Brazilian Chocolate Mayonnaise Cake, a spin off of Chocolate Mayo Cake, was often a popular part of the menu. The O Club used the recipe to make a sheet cake that they cut in small squares topped with a Chocolate Glaze (Ganache). At home it was most often baked in a bundt pan for casual bridge parties and buffet suppers.  We drizzled the top with Chocolate Glaze or simply sprinkled the top with powdered sugar. Either way it’s delicious. It is fast and easy to make and quick and simple to slice and serve. It’s rich, dense and moist and one of the best chocolate cakes I have ever eaten. It is also wonderful served, plated, with tiny scoops of coffee ice cream drizzled with a little chocolate sauce.

BRAZILIAN CHOCOLATE MAYONNAISE CAKE
Serves 12 to 16
Preheat oven to 350 degrees

  • 1 box chocolate cake mix (I use Duncan Hines Devil’s Food)
  • 1 cup mayonnaise
  • 1 cup cold coffee
  • 3 eggs
  • 1 tsp. ground cinnamon
  • 1/2 tsp. pure vanilla

Blend all ingredients according to package directions. Bake in a greased and floured Bundt pan for 40 to 45 minutes. Cool in the pan for 20 minutes; remove from the pan and cool on a wire rack. Sprinkle with powdered sugar or frost with Chocolate Glaze.

—And from the September, 2005  issue of Sunset Magazine—-
—-more than 40 years later—–

SUPER-MOIST CHOCOLATE MAYO CAKE

  • 1 box chocolate cake mix
  • 1 cup Best Foods Mayonnaise
  • 1 cup water
  • 3 eggs
  • 1 tsp. cinnamon (opt.)

Preheat oven to 350 degrees.
Blend all ingredients.
Bake as directed on box

If you’re so inclined, here is a simple chocolate glaze recipe that is especially delicious and very quick to complete.

CHOCOLATE GLAZE (Ganache)

  • 6 ounces bittersweet chocolate
  • 6 Tbs. half and half
  • 2 Tbs.
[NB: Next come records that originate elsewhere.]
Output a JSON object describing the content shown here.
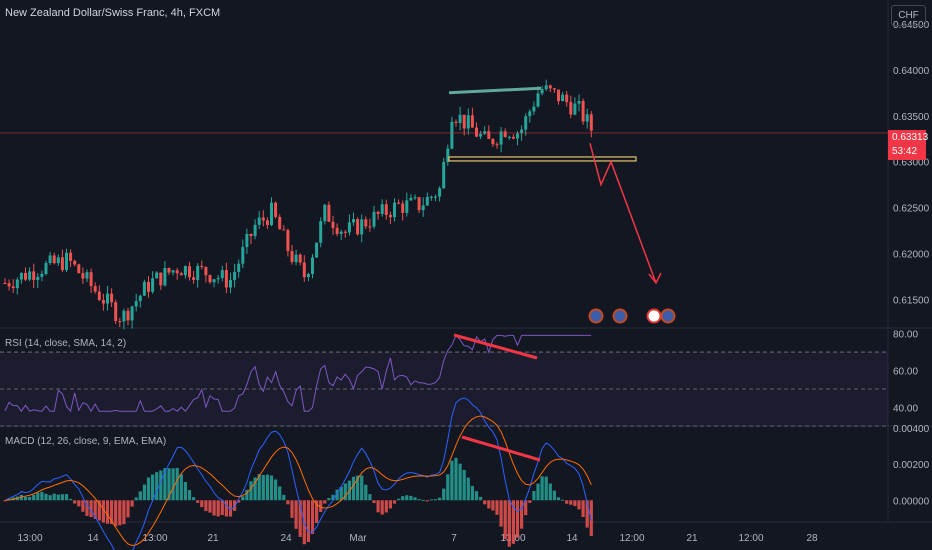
{
  "header": {
    "title": "New Zealand Dollar/Swiss Franc, 4h, FXCM",
    "currency_button": "CHF"
  },
  "price_tag": {
    "price": "0.63313",
    "countdown": "53:42"
  },
  "colors": {
    "up": "#26a69a",
    "down": "#ef5350",
    "rsi": "#7e57c2",
    "macd": "#2962ff",
    "signal": "#ff6d00",
    "annotation_red": "#f23645",
    "trendline_teal": "#5fa99a",
    "support_yellow": "#e6c46b"
  },
  "x_axis_labels": [
    "13:00",
    "14",
    "13:00",
    "21",
    "24",
    "Mar",
    "7",
    "13:00",
    "14",
    "12:00",
    "21",
    "12:00",
    "28"
  ],
  "chart_data": [
    {
      "type": "candlestick",
      "title": "New Zealand Dollar/Swiss Franc, 4h, FXCM",
      "y_axis_ticks": [
        0.645,
        0.64,
        0.635,
        0.63,
        0.625,
        0.62,
        0.615
      ],
      "y_tick_labels": [
        "0.64500",
        "0.64000",
        "0.63500",
        "0.63000",
        "0.62500",
        "0.62000",
        "0.61500"
      ],
      "ylim": [
        0.6119,
        0.6476
      ],
      "last_price": 0.63313,
      "annotations": {
        "teal_trendline": [
          0.6375,
          0.638
        ],
        "support_line": 0.6303,
        "projection_path": [
          0.632,
          0.6275,
          0.63,
          0.6168
        ]
      },
      "event_markers": [
        "flag",
        "flag",
        "flag",
        "flag"
      ]
    },
    {
      "type": "line",
      "title": "RSI (14, close, SMA, 14, 2)",
      "y_axis_ticks": [
        80,
        60,
        40
      ],
      "y_tick_labels": [
        "80.00",
        "60.00",
        "40.00"
      ],
      "ylim": [
        30,
        83
      ],
      "band_levels": [
        70,
        50,
        30
      ]
    },
    {
      "type": "bar",
      "title": "MACD (12, 26, close, 9, EMA, EMA)",
      "y_axis_ticks": [
        0.004,
        0.002,
        0.0
      ],
      "y_tick_labels": [
        "0.00400",
        "0.00200",
        "0.00000"
      ],
      "ylim": [
        -0.0012,
        0.0041
      ]
    }
  ]
}
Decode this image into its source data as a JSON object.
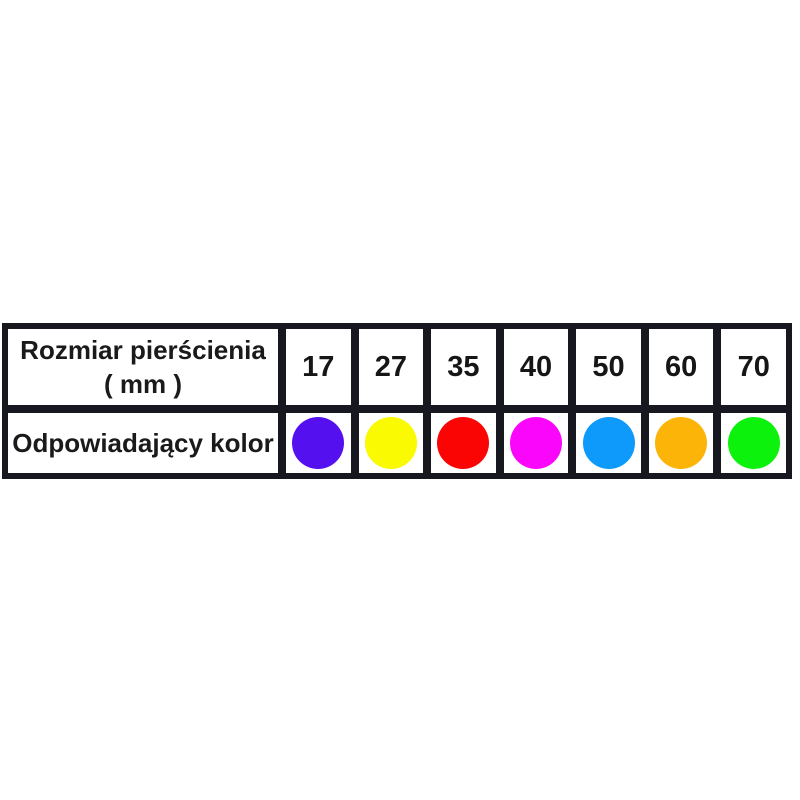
{
  "table": {
    "row1_label_line1": "Rozmiar pierścienia",
    "row1_label_line2": "( mm )",
    "row2_label": "Odpowiadający kolor",
    "columns": [
      {
        "size": "17",
        "color_name": "violet",
        "color": "#5510F0"
      },
      {
        "size": "27",
        "color_name": "yellow",
        "color": "#FAFA02"
      },
      {
        "size": "35",
        "color_name": "red",
        "color": "#FB0404"
      },
      {
        "size": "40",
        "color_name": "magenta",
        "color": "#FA06FA"
      },
      {
        "size": "50",
        "color_name": "blue",
        "color": "#0D9AFA"
      },
      {
        "size": "60",
        "color_name": "orange",
        "color": "#FCB408"
      },
      {
        "size": "70",
        "color_name": "green",
        "color": "#0DF20D"
      }
    ],
    "grid_color": "#17171f",
    "cell_background": "#ffffff",
    "text_color": "#1a1a1a"
  },
  "chart_data": {
    "type": "table",
    "title": "",
    "column_header_row": [
      "Rozmiar pierścienia ( mm )",
      "17",
      "27",
      "35",
      "40",
      "50",
      "60",
      "70"
    ],
    "rows": [
      {
        "label": "Rozmiar pierścienia ( mm )",
        "values": [
          "17",
          "27",
          "35",
          "40",
          "50",
          "60",
          "70"
        ]
      },
      {
        "label": "Odpowiadający kolor",
        "values": [
          "violet",
          "yellow",
          "red",
          "magenta",
          "blue",
          "orange",
          "green"
        ],
        "value_colors": [
          "#5510F0",
          "#FAFA02",
          "#FB0404",
          "#FA06FA",
          "#0D9AFA",
          "#FCB408",
          "#0DF20D"
        ]
      }
    ],
    "layout_hints": {
      "grid": "on",
      "grid_color": "#17171f",
      "background": "#ffffff"
    }
  }
}
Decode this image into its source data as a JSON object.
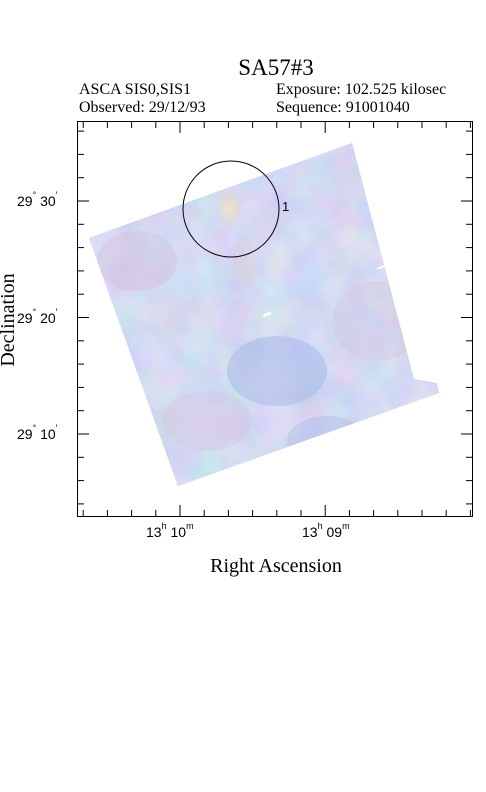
{
  "title": "SA57#3",
  "header": {
    "instrument": "ASCA SIS0,SIS1",
    "exposure": "Exposure: 102.525 kilosec",
    "observed": "Observed: 29/12/93",
    "sequence": "Sequence: 91001040"
  },
  "axes": {
    "xlabel": "Right Ascension",
    "ylabel": "Declination",
    "ra_ticks": [
      {
        "h": "13",
        "h_unit": "h",
        "m": "10",
        "m_unit": "m"
      },
      {
        "h": "13",
        "h_unit": "h",
        "m": "09",
        "m_unit": "m"
      }
    ],
    "dec_ticks": [
      {
        "deg": "29",
        "deg_unit": "°",
        "min": "30",
        "min_unit": "′"
      },
      {
        "deg": "29",
        "deg_unit": "°",
        "min": "20",
        "min_unit": "′"
      },
      {
        "deg": "29",
        "deg_unit": "°",
        "min": "10",
        "min_unit": "′"
      }
    ]
  },
  "source_marker": {
    "label": "1"
  },
  "colors": {
    "image_base": "#b6c2ea",
    "image_blue": "#9fb4e6",
    "image_pink": "#d4c2dc",
    "image_cream": "#ebdfc4"
  }
}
Kahlua (optional)

Melt over low heat stirring until well blended. Let cool until slightly thickened, about 10 minutes. Spread on top of cake and allow to dribble down the sides. Sprinkle with slivered toasted almonds if you’d like. Sunkist brand in the produce department is good.

Note: If you’d rather not own a large bottle of Kahlua, a miniature bottle can be found at your local liquor store.

Everything old – really is new again!